11 de set de 2009

Dirigente do Sindvel defende reajuste na ‘média do mercado’

[Entrevista a Jonas Costa publicada na Gazeta do Vale]

O empresário Gustavo Bueno Borges representa a classe patronal na negociação salarial com o Sindicato dos Trabalhadores de Santa Rita do Sapucaí, Conceição dos Ouros e Cachoeira de Minas (Sindmetsrs). Borges integra a diretoria do Sindicato das Indústrias do Vale da Eletrônica (Sindvel) e recebeu a reportagem na última semana para expor a posição dos empresários sobre o acordo coletivo de trabalho que vem sendo discutido desde agosto. A negociação deve ser encerrada até o final deste mês.

Borges evitou comentar os percentuais de reajuste salarial propostos pelo Sindmetsrs – 16% ou 38,92%, conforme a quantidade de funcionários da empresa. O dirigente do Sindvel limitou-se a dizer que o aumento dos vencimentos deve se basear na “média do mercado”. “As empresas de Santa Rita têm que aceitar, no máximo, a média do mercado, a média de todas as outras regiões para que o produto [do Vale da Eletrônica] não deixe de ser competitivo dado a um reajuste muito alto. Tem que ser feito um reajuste justo para a situação do mercado atual”, ponderou.

Ao contrário da presidente do Sindmetsrs, Maria Rosângela Lopes, o empresário avalia que a crise econômica mundial deve influenciar o resultado da negociação salarial. “Todos os setores de Santa Rita foram afetados. Alguns usaram de artifícios para sair da crise, mudaram um pouco a forma de trabalho. E há alguns que foram muito prejudicados e que temos notícias que não estão tendo dinheiro nem para pagar impostos nesta época de crise”, argumentou.

Gustavo Borges comentou outra declaração recente de Rosângela Lopes, segundo a qual a lucratividade das empresas eletro-eletrônicas de Santa Rita é alta, mas não repercute em aumento de renda para os trabalhadores. “Há muitas empresas com poucos funcionários e faturamento muito alto, assim como há grandes empresas com muitos funcionários e faturamento na média. Cada uma tem seu ramo. Creio que as empresas com maior lucratividade são aquelas que hoje possuem maior tecnologia”.

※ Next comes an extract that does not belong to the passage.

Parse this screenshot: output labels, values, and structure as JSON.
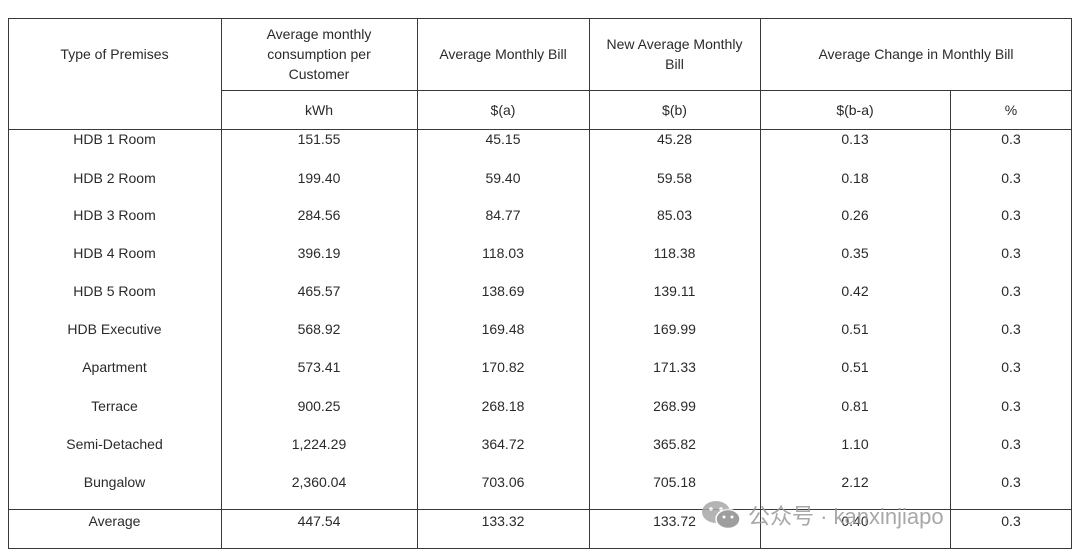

O diretor do Sindvel falou também de um item das cláusulas sociais do acordo coletivo que, segundo o Sindmetsrs, tem sido ignorado pelo empresariado: criação de creches para filhos de operários. De acordo com Borges, a classe patronal espera que as creches municipais sejam ampliadas pela Prefeitura – comandada atualmente pelo empresário Paulo Cândido da Silva (PV), ex-presidente do Sindvel. “Creche é um assunto meio crítico para uma empresa, dependendo do seu porte, ter responsabilidade de criar, haja vista os vários casos de morte de crianças em creches não preparadas para atendê-las”, opinou Borges.